Hukuk Bölümü 1999/35 E., 1999/32 K.

  • 486 S. UMURU BELEDİYEYE MÜTEALLİK AHKAMI CEZAİYE HAKKI... [ Madde 5 ]
  • 486 S. UMURU BELEDİYEYE MÜTEALLİK AHKAMI CEZAİYE HAKKI... [ Madde 6 ]
  • 1608 S. UMURU BELEDİYEYE MÜTEALLİK AHKAMI CEZAİYE HAKKI... [ Madde 5 ]
  • 2247 S. UYUŞMAZLIK MAHKEMESİNİN KURULUŞ VE İŞLEYİŞİ HAK... [ Madde 14 ]
  • 2247 S. UYUŞMAZLIK MAHKEMESİNİN KURULUŞ VE İŞLEYİŞİ HAK... [ Madde 19 ]
  • 2247 S. UYUŞMAZLIK MAHKEMESİNİN KURULUŞ VE İŞLEYİŞİ HAK... [ Madde 27 ]
  • 4077 S. TÜKETİCİNİN KORUNMASI HAKKINDA KANUN [ Madde 12 ]
  • 4077 S. TÜKETİCİNİN KORUNMASI HAKKINDA KANUN [ Madde 26 ]
  • "İçtihat Metni"

    OLAY : Zabıta ekibince yapılan denetimde, kamuya ait tretuvarı işgal etmek suretiyle Belediye Zabıta Yönetmeliği'nin 3/n. maddesine aykırı olarak faaliyette bulunulduğunun saptandığı nedeniyle, Belediye Encümenince, 14.12.1998 gün ve 1053 sayı ile, 1580 ve 1608 sayılı Yasalara muhalefet ettiği gerekçesiyle, işyeri sahibine 618,000.- TL. para cezası verilmesine ve işyerinin 3 gün süre ile kapatılmasına karar verilmiştir.

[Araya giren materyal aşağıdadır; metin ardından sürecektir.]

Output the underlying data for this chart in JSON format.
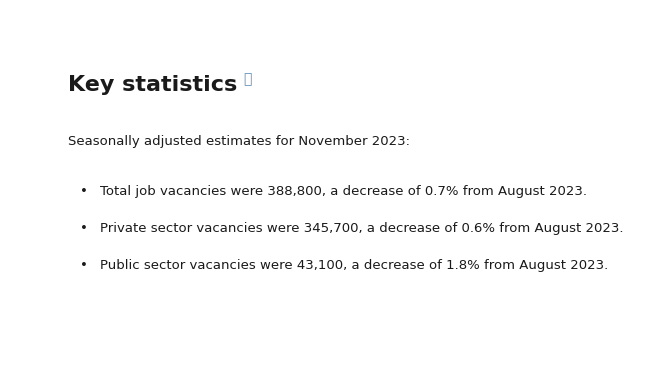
{
  "title": "Key statistics",
  "title_fontsize": 16,
  "title_fontweight": "bold",
  "link_color": "#5b8db8",
  "subtitle": "Seasonally adjusted estimates for November 2023:",
  "subtitle_fontsize": 9.5,
  "bullet_points": [
    "Total job vacancies were 388,800, a decrease of 0.7% from August 2023.",
    "Private sector vacancies were 345,700, a decrease of 0.6% from August 2023.",
    "Public sector vacancies were 43,100, a decrease of 1.8% from August 2023."
  ],
  "bullet_fontsize": 9.5,
  "bullet_color": "#1a1a1a",
  "background_color": "#ffffff",
  "text_color": "#1a1a1a",
  "bullet_symbol": "•"
}
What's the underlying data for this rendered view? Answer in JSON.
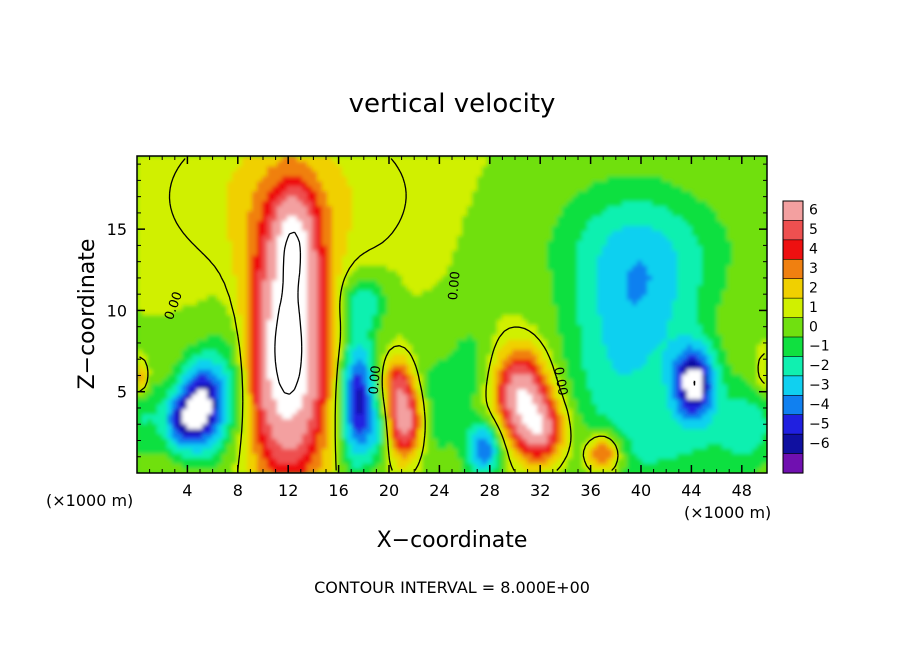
{
  "chart_data": {
    "type": "heatmap",
    "title": "vertical velocity",
    "xlabel": "X−coordinate",
    "ylabel": "Z−coordinate",
    "x_unit_label": "(×1000 m)",
    "y_unit_label": "(×1000 m)",
    "footer": "CONTOUR INTERVAL = 8.000E+00",
    "xlim": [
      0,
      50
    ],
    "ylim": [
      0,
      19.5
    ],
    "x_ticks": [
      4,
      8,
      12,
      16,
      20,
      24,
      28,
      32,
      36,
      40,
      44,
      48
    ],
    "x_tick_labels": [
      "4",
      "8",
      "12",
      "16",
      "20",
      "24",
      "28",
      "32",
      "36",
      "40",
      "44",
      "48"
    ],
    "y_ticks": [
      5,
      10,
      15
    ],
    "y_tick_labels": [
      "5",
      "10",
      "15"
    ],
    "contour_labels": [
      {
        "text": "0.00",
        "x": 3.2,
        "y": 10.2,
        "rotate": -70
      },
      {
        "text": "0.00",
        "x": 19.2,
        "y": 5.7,
        "rotate": -85
      },
      {
        "text": "0.00",
        "x": 25.5,
        "y": 11.5,
        "rotate": -85
      },
      {
        "text": "0.00",
        "x": 33.3,
        "y": 5.6,
        "rotate": 80
      }
    ],
    "colorbar": {
      "levels": [
        "6",
        "5",
        "4",
        "3",
        "2",
        "1",
        "0",
        "−1",
        "−2",
        "−3",
        "−4",
        "−5",
        "−6"
      ],
      "colors": [
        "#f3a0a0",
        "#ee5050",
        "#ee1010",
        "#f08010",
        "#f0d000",
        "#d0f000",
        "#70e010",
        "#10e040",
        "#10f0b0",
        "#10d0f0",
        "#1080f0",
        "#2020e0",
        "#1010a0",
        "#7010b0"
      ]
    },
    "fields": {
      "background": "#30e010",
      "cells": [
        {
          "x": 12,
          "y": 7.5,
          "sx": 2.2,
          "sy": 5.5,
          "v": 9
        },
        {
          "x": 12.5,
          "y": 14.5,
          "sx": 1.2,
          "sy": 2.2,
          "v": 3.5
        },
        {
          "x": 12,
          "y": 17,
          "sx": 6,
          "sy": 3,
          "v": 1.2
        },
        {
          "x": 5.2,
          "y": 4.2,
          "sx": 1.3,
          "sy": 2.0,
          "v": -7
        },
        {
          "x": 3.4,
          "y": 3.2,
          "sx": 1.0,
          "sy": 1.3,
          "v": -4
        },
        {
          "x": 0.4,
          "y": 3.5,
          "sx": 1.2,
          "sy": 2.0,
          "v": -2
        },
        {
          "x": 0.2,
          "y": 5.8,
          "sx": 0.5,
          "sy": 0.8,
          "v": 3
        },
        {
          "x": 7.5,
          "y": 6,
          "sx": 1.2,
          "sy": 3,
          "v": -2
        },
        {
          "x": 17.5,
          "y": 4.5,
          "sx": 1.0,
          "sy": 2.8,
          "v": -6.5
        },
        {
          "x": 19.2,
          "y": 2.5,
          "sx": 0.7,
          "sy": 1.2,
          "v": -2
        },
        {
          "x": 21.3,
          "y": 3.3,
          "sx": 1.0,
          "sy": 1.6,
          "v": 6.5
        },
        {
          "x": 20.7,
          "y": 5.8,
          "sx": 0.8,
          "sy": 1.0,
          "v": 3
        },
        {
          "x": 18,
          "y": 10.5,
          "sx": 1.3,
          "sy": 1.2,
          "v": -2.5
        },
        {
          "x": 23.5,
          "y": 4,
          "sx": 1.5,
          "sy": 2.5,
          "v": -1.8
        },
        {
          "x": 27.5,
          "y": 1.5,
          "sx": 1.0,
          "sy": 1.2,
          "v": -5
        },
        {
          "x": 26.5,
          "y": 6.5,
          "sx": 1.2,
          "sy": 2.0,
          "v": -1.5
        },
        {
          "x": 30.5,
          "y": 5,
          "sx": 1.5,
          "sy": 1.8,
          "v": 6.5
        },
        {
          "x": 32,
          "y": 2.6,
          "sx": 1.4,
          "sy": 1.4,
          "v": 5.5
        },
        {
          "x": 37,
          "y": 1.2,
          "sx": 1.0,
          "sy": 0.9,
          "v": 4.5
        },
        {
          "x": 38.5,
          "y": 7.5,
          "sx": 3.5,
          "sy": 6,
          "v": -2.8
        },
        {
          "x": 41.5,
          "y": 11.5,
          "sx": 3.5,
          "sy": 3.2,
          "v": -1.6
        },
        {
          "x": 40,
          "y": 14.5,
          "sx": 6,
          "sy": 2.5,
          "v": -1.2
        },
        {
          "x": 44.2,
          "y": 5.5,
          "sx": 1.2,
          "sy": 1.6,
          "v": -7
        },
        {
          "x": 48.5,
          "y": 3,
          "sx": 2.0,
          "sy": 2.0,
          "v": -2.5
        },
        {
          "x": 49.8,
          "y": 6,
          "sx": 0.6,
          "sy": 1.0,
          "v": 1.5
        },
        {
          "x": 43,
          "y": 1.5,
          "sx": 3,
          "sy": 1.5,
          "v": -1.2
        }
      ]
    }
  }
}
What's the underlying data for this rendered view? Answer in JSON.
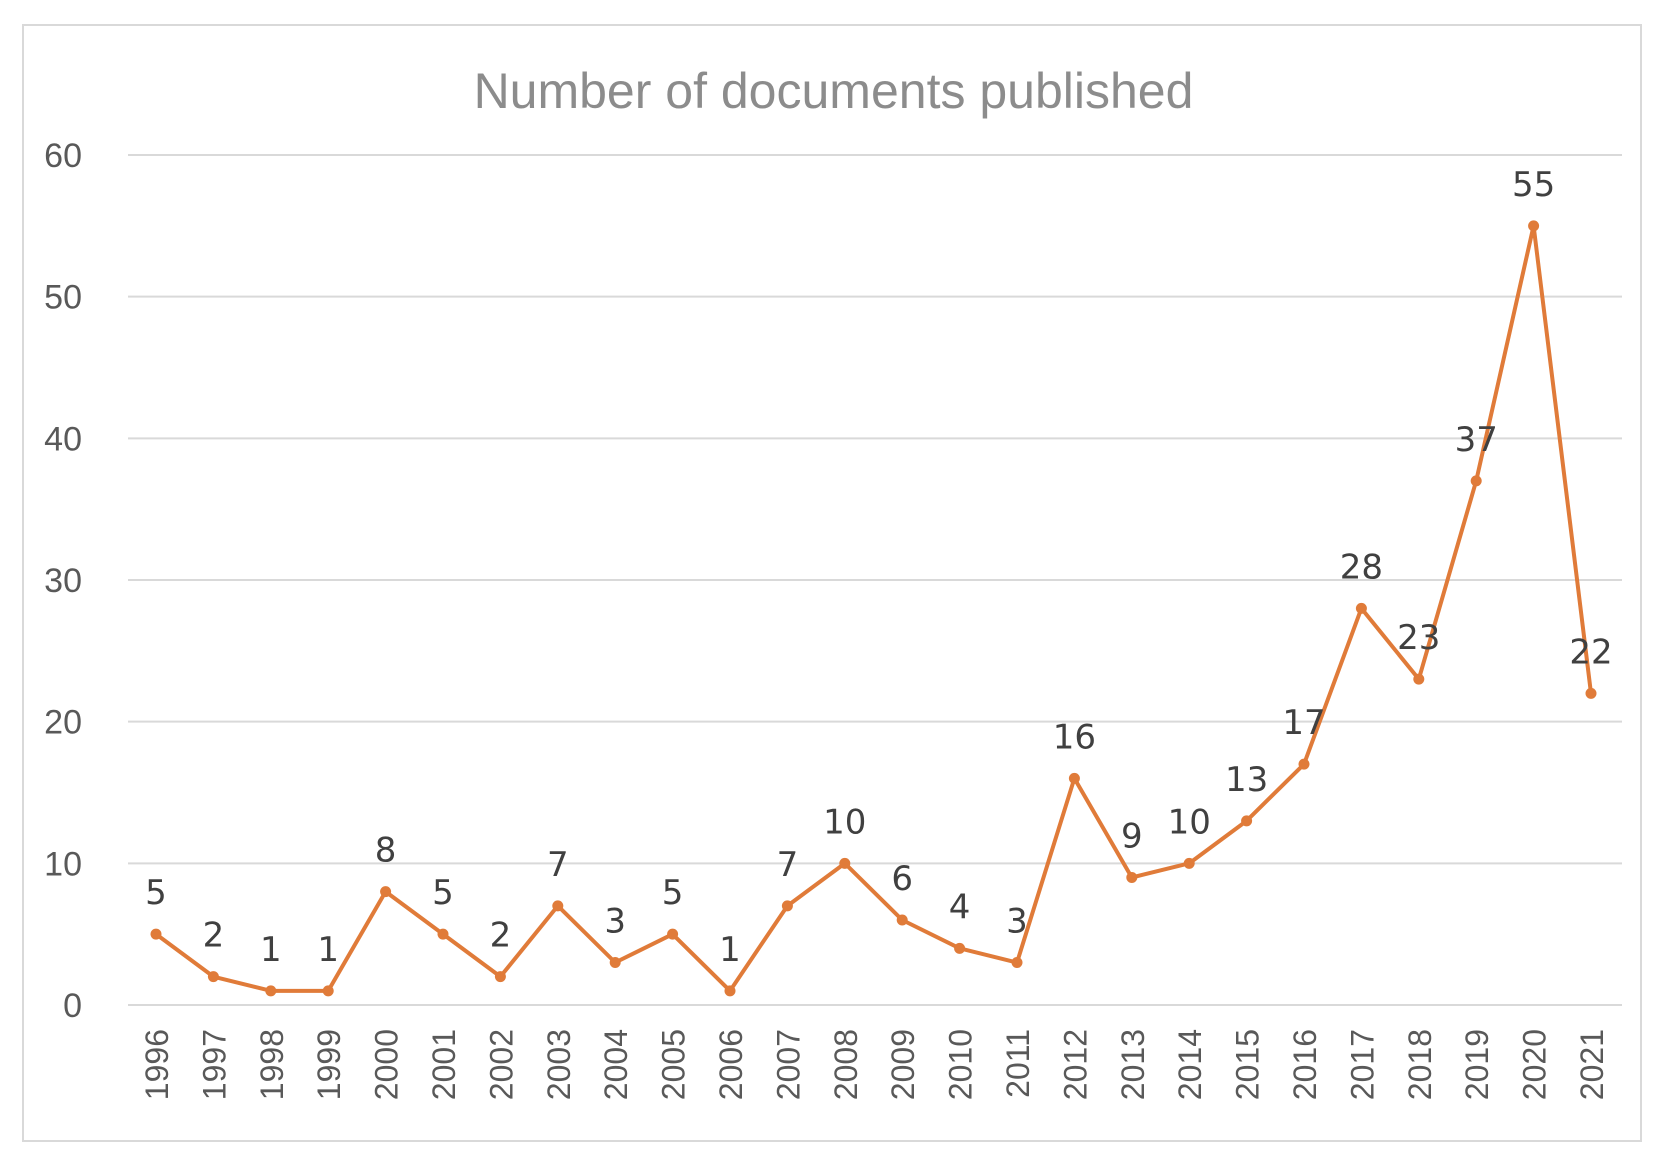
{
  "chart_data": {
    "type": "line",
    "title": "Number of documents published",
    "xlabel": "",
    "ylabel": "",
    "ylim": [
      0,
      60
    ],
    "yticks": [
      0,
      10,
      20,
      30,
      40,
      50,
      60
    ],
    "grid": true,
    "legend": "none",
    "categories": [
      "1996",
      "1997",
      "1998",
      "1999",
      "2000",
      "2001",
      "2002",
      "2003",
      "2004",
      "2005",
      "2006",
      "2007",
      "2008",
      "2009",
      "2010",
      "2011",
      "2012",
      "2013",
      "2014",
      "2015",
      "2016",
      "2017",
      "2018",
      "2019",
      "2020",
      "2021"
    ],
    "series": [
      {
        "values": [
          5,
          2,
          1,
          1,
          8,
          5,
          2,
          7,
          3,
          5,
          1,
          7,
          10,
          6,
          4,
          3,
          16,
          9,
          10,
          13,
          17,
          28,
          23,
          37,
          55,
          22
        ]
      }
    ],
    "data_labels": true
  },
  "colors": {
    "line": "#e07b39",
    "grid": "#d9d9d9",
    "title": "#8c8c8c",
    "tick": "#595959",
    "label": "#404040"
  }
}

    Davacı Şirket, sözkonusu ceza kararının iptali istemiyle 30.12.1998 gününde idari yargı yerine dava açmıştır.

    İSTANBUL 3. İDARE MAHKEMESİ; 7.1.1999 gün ve E: 1998/1485, K: 1999/32 sayı ile, 1608 sayılı Yasa'da, bu Yasa uyarınca verilen elli liraya kadar hafif para cezası ile 3 günden 15 güne kadar ticaret ve sanat icrasından men cezalarına karşı tebliğ tarihinden itibaren beş gün içinde mahsus hakimlere ve bulunmayan yerlerde sulh hakimliğine itiraz edilebileceğinin kurala bağlanmış olması karşısında, davacı hakkında 1608 sayılı Yasa hükümlerine göre para cezası alınması ve işyerinin 3 gün süre kapatılması yolunda verilen ceza kararına karşı açılan davanın görüm ve çözümü görevinin adli yargıya ait olduğu gerekçesiyle görevsizlik kararı vermiş; bu karar, temyiz edilmeyerek kesinleşmiştir.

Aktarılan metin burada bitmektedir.